Red Glove is the sequel to White Cat which you must read first if you’re going to read the series. It picks up pretty much where White Cat left off and begins with more woe, worry and grief for our protagonist Cassel as he returns to boarding school. Because of his abilities (which I’m not revealing because you need to read White Cat!) Cassel is once again drawn into a number of shady situations (to put it mildly) but this time he’s aware of everything he’s doing and he is torn up because of it. Cassel has an innate sense of decency despite the fact that he’s grown up with mobsters and a mother who makes her living bilking sugar daddies out of their fortunes. But as Cassel says, “Temptation is tempting.” Because of his uniqueness he is being seduced by mobsters and the FBI and gets involved in a murder investigation all while dealing with his tumultuous love affair with his sweetheart Lila.

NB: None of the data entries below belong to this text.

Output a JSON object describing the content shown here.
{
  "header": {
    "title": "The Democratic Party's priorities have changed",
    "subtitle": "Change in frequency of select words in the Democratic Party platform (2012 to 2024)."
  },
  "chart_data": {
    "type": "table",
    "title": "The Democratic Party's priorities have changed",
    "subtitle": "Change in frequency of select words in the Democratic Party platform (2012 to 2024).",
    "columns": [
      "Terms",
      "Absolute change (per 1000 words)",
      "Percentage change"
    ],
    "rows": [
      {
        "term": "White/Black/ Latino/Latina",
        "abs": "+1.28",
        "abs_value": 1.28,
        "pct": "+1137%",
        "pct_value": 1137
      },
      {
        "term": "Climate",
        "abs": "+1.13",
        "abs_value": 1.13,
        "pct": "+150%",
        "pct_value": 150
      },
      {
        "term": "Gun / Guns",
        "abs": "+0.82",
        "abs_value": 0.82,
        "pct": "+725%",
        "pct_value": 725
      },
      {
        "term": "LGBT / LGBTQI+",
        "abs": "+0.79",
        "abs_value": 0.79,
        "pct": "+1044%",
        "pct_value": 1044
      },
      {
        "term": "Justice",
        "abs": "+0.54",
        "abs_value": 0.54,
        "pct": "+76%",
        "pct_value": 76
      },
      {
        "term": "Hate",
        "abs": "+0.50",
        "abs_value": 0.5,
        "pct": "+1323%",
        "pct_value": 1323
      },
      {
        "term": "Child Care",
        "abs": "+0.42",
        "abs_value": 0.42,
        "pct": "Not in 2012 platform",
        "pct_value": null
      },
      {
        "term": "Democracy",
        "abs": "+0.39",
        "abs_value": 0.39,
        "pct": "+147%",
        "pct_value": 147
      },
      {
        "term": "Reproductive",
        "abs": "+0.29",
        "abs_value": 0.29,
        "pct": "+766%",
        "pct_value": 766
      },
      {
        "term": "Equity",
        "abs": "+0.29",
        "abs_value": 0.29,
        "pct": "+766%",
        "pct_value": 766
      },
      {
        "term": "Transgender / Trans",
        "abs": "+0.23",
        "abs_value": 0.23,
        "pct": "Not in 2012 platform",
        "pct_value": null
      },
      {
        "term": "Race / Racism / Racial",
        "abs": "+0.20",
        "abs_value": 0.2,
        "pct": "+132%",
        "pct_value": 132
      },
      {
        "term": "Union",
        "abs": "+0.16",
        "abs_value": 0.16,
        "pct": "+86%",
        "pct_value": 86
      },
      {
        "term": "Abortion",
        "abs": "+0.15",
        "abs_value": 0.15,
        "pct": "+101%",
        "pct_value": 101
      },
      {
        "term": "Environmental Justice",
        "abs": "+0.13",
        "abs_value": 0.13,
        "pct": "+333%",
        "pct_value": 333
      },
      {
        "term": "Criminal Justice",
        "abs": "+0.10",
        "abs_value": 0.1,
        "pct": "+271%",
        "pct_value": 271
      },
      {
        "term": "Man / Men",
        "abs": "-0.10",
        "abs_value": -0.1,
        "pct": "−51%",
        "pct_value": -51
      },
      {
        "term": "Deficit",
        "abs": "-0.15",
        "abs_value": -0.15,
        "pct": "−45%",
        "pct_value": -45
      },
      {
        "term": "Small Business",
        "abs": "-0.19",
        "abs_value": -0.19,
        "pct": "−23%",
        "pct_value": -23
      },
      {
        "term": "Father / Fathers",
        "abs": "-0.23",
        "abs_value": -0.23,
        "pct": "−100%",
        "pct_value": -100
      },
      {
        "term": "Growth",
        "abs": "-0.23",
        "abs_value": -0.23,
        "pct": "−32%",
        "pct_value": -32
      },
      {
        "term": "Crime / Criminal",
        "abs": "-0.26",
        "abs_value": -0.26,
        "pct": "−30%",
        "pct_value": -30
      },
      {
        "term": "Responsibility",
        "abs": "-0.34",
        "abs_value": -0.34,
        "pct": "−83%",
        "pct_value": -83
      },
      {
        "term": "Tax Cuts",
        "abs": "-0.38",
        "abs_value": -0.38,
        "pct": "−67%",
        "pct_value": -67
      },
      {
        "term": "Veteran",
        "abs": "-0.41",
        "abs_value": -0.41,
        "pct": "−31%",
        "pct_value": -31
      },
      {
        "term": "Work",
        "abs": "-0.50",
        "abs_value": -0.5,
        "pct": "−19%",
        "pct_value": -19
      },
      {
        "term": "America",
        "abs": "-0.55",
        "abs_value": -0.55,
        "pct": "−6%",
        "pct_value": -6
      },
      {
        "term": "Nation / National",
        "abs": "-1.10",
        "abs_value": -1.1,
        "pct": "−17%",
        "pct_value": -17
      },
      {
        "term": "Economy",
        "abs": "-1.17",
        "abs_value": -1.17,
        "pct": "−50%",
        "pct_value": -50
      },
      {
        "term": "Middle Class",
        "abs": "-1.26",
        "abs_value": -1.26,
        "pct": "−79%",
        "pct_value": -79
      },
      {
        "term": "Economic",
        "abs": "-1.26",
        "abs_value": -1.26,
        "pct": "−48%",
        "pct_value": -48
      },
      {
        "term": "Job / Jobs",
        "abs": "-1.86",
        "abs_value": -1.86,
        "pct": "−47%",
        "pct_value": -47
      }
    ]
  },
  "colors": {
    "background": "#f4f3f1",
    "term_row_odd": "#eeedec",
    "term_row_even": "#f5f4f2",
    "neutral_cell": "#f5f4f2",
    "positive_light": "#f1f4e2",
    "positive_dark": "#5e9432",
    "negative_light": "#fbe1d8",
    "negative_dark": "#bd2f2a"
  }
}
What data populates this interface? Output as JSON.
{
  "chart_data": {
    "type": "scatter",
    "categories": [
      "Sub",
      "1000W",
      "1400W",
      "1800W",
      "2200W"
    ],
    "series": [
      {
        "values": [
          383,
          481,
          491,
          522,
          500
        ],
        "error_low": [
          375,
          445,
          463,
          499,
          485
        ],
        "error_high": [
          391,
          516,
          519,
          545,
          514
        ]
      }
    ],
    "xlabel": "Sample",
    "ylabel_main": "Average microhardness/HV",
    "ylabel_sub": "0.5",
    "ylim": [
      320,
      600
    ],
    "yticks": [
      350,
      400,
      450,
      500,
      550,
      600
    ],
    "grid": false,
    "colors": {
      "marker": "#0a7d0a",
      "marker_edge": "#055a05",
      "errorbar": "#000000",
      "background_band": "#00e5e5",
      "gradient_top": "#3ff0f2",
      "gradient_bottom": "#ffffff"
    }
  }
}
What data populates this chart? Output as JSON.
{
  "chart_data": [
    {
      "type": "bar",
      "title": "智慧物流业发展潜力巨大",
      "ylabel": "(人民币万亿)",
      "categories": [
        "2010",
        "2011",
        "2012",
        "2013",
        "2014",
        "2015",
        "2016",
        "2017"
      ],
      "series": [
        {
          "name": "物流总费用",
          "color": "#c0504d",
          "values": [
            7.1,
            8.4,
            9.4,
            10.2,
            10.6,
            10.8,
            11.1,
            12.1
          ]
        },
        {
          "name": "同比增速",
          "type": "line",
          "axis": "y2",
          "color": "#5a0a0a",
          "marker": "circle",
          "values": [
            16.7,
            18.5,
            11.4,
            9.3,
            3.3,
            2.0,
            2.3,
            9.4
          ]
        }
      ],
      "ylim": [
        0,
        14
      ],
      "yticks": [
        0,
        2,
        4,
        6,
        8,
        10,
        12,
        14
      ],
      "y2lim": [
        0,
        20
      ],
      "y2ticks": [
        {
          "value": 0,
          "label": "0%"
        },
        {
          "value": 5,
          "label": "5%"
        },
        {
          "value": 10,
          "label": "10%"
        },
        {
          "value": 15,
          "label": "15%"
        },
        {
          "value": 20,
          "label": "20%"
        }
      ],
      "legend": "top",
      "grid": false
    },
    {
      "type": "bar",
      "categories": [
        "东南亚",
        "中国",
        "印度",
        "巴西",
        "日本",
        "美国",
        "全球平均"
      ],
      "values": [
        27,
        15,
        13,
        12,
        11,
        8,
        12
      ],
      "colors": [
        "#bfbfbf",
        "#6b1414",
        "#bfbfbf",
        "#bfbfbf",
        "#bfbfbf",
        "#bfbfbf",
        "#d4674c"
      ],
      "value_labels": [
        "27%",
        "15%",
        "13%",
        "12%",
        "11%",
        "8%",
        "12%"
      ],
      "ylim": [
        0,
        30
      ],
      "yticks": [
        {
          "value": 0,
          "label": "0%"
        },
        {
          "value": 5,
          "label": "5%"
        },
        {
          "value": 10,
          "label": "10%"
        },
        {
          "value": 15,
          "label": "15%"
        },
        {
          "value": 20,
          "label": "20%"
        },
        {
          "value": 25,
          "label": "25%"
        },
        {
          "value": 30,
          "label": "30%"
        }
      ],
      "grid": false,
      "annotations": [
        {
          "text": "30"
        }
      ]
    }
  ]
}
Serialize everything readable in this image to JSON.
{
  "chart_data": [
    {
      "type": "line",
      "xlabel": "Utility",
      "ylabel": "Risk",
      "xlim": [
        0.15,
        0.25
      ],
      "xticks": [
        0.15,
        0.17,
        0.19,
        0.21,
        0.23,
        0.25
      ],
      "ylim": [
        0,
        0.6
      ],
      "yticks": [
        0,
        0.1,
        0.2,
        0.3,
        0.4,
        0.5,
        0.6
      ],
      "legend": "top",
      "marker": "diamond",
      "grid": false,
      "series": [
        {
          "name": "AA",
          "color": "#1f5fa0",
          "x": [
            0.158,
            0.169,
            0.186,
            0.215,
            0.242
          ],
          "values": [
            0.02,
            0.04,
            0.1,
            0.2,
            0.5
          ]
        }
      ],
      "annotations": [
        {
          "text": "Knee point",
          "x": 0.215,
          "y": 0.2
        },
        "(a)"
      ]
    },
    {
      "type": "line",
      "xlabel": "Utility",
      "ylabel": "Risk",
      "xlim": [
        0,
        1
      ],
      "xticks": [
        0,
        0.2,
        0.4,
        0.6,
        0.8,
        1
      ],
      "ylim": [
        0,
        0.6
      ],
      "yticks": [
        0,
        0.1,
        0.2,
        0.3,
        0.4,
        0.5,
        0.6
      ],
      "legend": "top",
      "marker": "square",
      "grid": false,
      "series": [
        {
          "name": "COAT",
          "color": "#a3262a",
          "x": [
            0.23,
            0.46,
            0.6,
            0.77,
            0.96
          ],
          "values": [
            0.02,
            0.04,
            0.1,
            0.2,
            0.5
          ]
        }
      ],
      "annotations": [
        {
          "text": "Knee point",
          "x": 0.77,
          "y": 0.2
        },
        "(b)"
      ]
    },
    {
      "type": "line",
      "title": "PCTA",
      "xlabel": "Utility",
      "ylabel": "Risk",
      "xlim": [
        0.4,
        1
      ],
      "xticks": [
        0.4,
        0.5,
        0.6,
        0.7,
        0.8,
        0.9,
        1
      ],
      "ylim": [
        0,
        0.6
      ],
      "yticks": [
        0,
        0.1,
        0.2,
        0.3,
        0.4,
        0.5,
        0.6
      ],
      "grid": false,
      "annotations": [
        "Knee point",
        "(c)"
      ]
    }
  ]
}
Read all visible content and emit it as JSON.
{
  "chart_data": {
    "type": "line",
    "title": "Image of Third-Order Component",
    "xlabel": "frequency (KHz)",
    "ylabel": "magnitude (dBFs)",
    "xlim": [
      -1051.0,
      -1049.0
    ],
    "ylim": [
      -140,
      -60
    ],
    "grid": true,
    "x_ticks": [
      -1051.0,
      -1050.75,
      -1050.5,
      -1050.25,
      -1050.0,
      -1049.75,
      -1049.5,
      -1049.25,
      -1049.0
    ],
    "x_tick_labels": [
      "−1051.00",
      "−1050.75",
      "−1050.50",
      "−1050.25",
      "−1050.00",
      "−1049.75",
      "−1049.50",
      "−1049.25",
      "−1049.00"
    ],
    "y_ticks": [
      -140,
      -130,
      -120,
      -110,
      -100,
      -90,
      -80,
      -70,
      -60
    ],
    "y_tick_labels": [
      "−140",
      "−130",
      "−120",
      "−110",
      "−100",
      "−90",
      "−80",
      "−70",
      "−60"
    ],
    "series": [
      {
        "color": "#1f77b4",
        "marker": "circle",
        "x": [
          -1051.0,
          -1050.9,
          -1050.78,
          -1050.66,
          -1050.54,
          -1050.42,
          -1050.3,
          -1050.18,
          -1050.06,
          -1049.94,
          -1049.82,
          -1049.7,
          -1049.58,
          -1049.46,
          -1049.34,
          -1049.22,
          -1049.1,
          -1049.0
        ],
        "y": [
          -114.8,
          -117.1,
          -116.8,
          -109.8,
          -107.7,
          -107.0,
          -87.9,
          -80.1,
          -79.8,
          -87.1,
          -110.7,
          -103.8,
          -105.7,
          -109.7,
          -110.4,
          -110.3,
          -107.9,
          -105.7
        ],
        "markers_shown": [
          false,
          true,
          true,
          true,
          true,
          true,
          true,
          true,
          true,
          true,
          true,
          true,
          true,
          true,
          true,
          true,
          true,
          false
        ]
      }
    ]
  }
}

I admire Cassel and his struggle with right and wrong and his ability to keep his sense of humor. Seriously, play out this little scenario, where his mom is demanding that he be an accomplice to her crime and tell me how well adjusted you would be if this was your idea of normal:

Mom says: “... grab the plastic bag over by my suitcase.”

The bag contains pantyhose. I put them on her desk.

“They’re for you.”

“You want me to look homeless, desperate but also kind of fabulous?”

“Over your head,” she says

Oh, poor, sweet Cassel!

Honestly, why don’t they adapt these for film?

Red Glove has no schmaltz, no sickening gooiness, no self-involved, superficial brats like so much other YA and no weak females. Some may argue that Cassel’s mom is weak, unstable or crazy (and all of that may be a little true) but I see her as an opportunist, like the rest of her family members, using her powers to the fullest advantage for herself.

I grew to love Cassel’s character even more in this book and though his relationship with Lila remains complicated none of it ever feels contrived and the things that happen fit in with the magical plot and the power plays. I can’t wait for the next installment and hope more people check out this over looked series.